As MFs in India don’t accept investments in foreign currency, PIO/NRIs need to open either a non-resident external rupee (NRE) account or a non-resident ordinary rupee (NRO) account in India to invest.

NRE accounts have tax benefits and may be used to park foreign earnings. Balances in NRE accounts may also be transferred freely to foreign accounts.

On the other hand, in NRO accounts, only earnings generated in India may be deposited. There are restrictions in transferring balances from NRO accounts to foreign accounts and interest earned on the balances in such accounts are taxable.

KYC Process

Once the account is functional, the PIO/NRI may apply for investment along with KYC details accompanied by the required KYC documents like, latest photograph, attested copies of PAN card, passport, residence proof (outside India), bank statement, PIO Card (for PIOs), etc.

A PIO/NRI applicant may get the documents attested by public notaries, court magistrate, judge, authorised officials of overseas branches of scheduled commercial banks registered in India or the Indian embassy/consulate general in the country that they reside.

The applicant must indicate in the KYC form, whether the investment is on a repatriable or non-repatriable basis.

Investment through POA

A PIO/NRI may also invest in MF through another person by giving him/her Power of Attorney (POA). In such a case, signatures of both the PIO/NRI investor and PoA should be present on the KYC documents.

Investment Options

PIO/NRIs may invest in selected equity-oriented funds or other than equity funds (like debt funds, balanced/hybrid funds) of the AMCs, which allows the investors with tax residencies of other countries to invest.

Not all the AMCs allow PIO/NRIs to invest in their MF schemes. Before applying, PIO/NRIs should inquire about the AMCs and the schemes in which they are eligible to invest.

Taxation

The tax is deducted at source (TDS) on short-term and long-term capital gains that arise at the time of redemption of MF units by PIO/NRIs.

Tax on equity-oriented schemes

On LTCG

The long-term capital gain (LTCG) arises when units of an equity-oriented scheme are sold after holding for a period of one year.

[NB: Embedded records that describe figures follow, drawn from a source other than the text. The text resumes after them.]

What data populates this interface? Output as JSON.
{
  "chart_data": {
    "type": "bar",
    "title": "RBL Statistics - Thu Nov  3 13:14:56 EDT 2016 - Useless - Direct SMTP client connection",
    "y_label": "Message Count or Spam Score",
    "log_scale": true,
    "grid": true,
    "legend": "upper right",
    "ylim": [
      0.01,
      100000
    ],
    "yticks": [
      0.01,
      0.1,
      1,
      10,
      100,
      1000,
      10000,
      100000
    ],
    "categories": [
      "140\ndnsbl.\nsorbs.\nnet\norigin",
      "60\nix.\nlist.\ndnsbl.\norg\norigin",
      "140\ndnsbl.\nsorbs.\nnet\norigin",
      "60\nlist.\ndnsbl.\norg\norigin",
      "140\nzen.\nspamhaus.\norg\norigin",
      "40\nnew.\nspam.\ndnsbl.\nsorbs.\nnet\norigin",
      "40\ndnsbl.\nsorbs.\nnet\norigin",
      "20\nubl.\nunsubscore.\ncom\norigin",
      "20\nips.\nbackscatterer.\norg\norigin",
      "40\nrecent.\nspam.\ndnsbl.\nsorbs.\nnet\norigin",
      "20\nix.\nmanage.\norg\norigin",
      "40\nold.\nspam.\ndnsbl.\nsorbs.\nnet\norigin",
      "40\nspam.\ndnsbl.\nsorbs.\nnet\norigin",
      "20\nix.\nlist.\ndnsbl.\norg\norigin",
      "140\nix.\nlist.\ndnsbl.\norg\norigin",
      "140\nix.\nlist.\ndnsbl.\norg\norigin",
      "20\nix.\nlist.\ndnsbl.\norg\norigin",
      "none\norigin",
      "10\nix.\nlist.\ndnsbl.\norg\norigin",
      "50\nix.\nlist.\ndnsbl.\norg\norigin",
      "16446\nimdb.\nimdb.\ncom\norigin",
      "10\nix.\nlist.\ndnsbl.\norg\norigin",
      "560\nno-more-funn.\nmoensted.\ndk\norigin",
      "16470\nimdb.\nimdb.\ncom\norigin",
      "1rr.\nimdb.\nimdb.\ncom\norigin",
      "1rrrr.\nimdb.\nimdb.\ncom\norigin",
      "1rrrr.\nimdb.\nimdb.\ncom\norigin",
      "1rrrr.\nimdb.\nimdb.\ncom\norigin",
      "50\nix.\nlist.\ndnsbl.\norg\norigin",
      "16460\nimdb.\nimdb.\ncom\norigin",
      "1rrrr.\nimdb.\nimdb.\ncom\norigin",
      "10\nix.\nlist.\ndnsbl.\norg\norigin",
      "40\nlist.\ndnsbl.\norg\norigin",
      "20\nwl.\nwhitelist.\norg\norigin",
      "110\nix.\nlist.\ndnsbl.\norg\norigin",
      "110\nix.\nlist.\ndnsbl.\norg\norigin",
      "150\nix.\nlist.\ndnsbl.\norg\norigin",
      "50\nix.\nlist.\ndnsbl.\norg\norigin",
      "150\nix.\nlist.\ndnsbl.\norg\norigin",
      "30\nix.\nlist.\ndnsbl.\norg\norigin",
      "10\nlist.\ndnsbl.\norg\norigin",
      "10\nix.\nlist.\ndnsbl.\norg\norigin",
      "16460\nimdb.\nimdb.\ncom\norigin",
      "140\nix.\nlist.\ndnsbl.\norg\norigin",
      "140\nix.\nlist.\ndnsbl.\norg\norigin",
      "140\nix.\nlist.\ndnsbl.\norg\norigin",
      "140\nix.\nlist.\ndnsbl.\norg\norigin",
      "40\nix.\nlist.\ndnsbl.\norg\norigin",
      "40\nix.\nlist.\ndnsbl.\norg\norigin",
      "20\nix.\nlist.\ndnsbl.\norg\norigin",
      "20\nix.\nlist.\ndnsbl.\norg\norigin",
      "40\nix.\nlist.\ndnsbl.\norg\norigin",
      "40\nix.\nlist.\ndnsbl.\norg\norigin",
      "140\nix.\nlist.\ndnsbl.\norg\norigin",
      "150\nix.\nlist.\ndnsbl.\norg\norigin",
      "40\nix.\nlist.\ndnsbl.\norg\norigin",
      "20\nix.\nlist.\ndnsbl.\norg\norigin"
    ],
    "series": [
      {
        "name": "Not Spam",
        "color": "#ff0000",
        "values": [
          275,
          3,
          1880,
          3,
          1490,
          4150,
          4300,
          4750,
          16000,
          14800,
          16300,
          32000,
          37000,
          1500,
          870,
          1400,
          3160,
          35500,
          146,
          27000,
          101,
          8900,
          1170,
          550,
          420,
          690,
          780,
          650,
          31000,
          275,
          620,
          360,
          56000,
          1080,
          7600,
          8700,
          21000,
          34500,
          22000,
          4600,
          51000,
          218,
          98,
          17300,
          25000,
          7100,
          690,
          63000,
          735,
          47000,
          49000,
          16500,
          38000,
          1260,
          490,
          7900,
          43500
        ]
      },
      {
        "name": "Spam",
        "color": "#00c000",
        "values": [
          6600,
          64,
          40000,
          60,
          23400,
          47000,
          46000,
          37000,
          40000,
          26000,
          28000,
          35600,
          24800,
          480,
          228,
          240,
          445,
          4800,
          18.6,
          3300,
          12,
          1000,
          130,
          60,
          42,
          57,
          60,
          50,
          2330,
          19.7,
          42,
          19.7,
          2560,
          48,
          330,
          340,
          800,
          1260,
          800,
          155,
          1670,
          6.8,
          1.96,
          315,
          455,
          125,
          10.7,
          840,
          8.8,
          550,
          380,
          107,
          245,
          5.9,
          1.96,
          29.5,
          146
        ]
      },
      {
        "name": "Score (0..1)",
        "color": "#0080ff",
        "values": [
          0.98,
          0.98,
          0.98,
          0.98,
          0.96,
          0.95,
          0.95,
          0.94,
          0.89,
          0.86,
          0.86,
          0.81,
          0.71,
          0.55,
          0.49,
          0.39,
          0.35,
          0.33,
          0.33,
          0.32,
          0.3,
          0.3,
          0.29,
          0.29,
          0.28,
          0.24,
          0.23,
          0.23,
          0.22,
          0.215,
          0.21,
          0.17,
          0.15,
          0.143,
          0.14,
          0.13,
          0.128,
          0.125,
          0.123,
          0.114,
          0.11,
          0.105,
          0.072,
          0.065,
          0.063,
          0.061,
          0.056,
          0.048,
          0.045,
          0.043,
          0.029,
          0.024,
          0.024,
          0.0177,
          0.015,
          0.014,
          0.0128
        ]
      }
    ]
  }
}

The tax on LTCG on equity-oriented funds is 10 per cent without indexation and foreign currency fluctuation benefits + Surcharge as applicable + 4 per cent Cess.

So, the rate of TDS will be 11.96 per cent or 11.44 per cent, depending on surcharge.

On STCG

The short-term capital gain (STCG) arises when units of an equity-oriented scheme are sold within one year of purchasing the units.

The tax on STCG on an equity-oriented scheme is 15 per cent + Surcharge as applicable + 4 per cent Cess.

So, the rate of TDS will be 17.94 per cent or 17.16 per cent, depending on surcharge.

Tax on schemes other than equity-oriented schemes

On LTCG

The long-term capital gain (LTCG) arises when units of a scheme other than an equity-oriented scheme are sold after holding for a period of 36 months.

The tax on LTCG on a scheme other than an equity-oriented scheme is 20 per cent with indexation + Surcharge as applicable + 4 per cent Cess.

So, the rate of TDS will be 28.496 per cent or 26 per cent or 23.92 per cent or 22.88 per cent, depending on surcharge.

On STCG

The short-term capital gain (STCG) arises when units of a scheme other than an equity-oriented scheme are sold within 36 months of purchasing the units.

The tax on STCG on an equity-oriented scheme is marginal income tax rate (i.e. the tax bracket in which the investor falls) + Surcharge as applicable + 4 per cent Cess.

So, assuming that the investor falls in the highest tax bracket of 30 per cent, the rate of TDS will be 42.744 per cent or 39 per cent or 35.88 per cent or 34.32 per cent, depending on surcharge.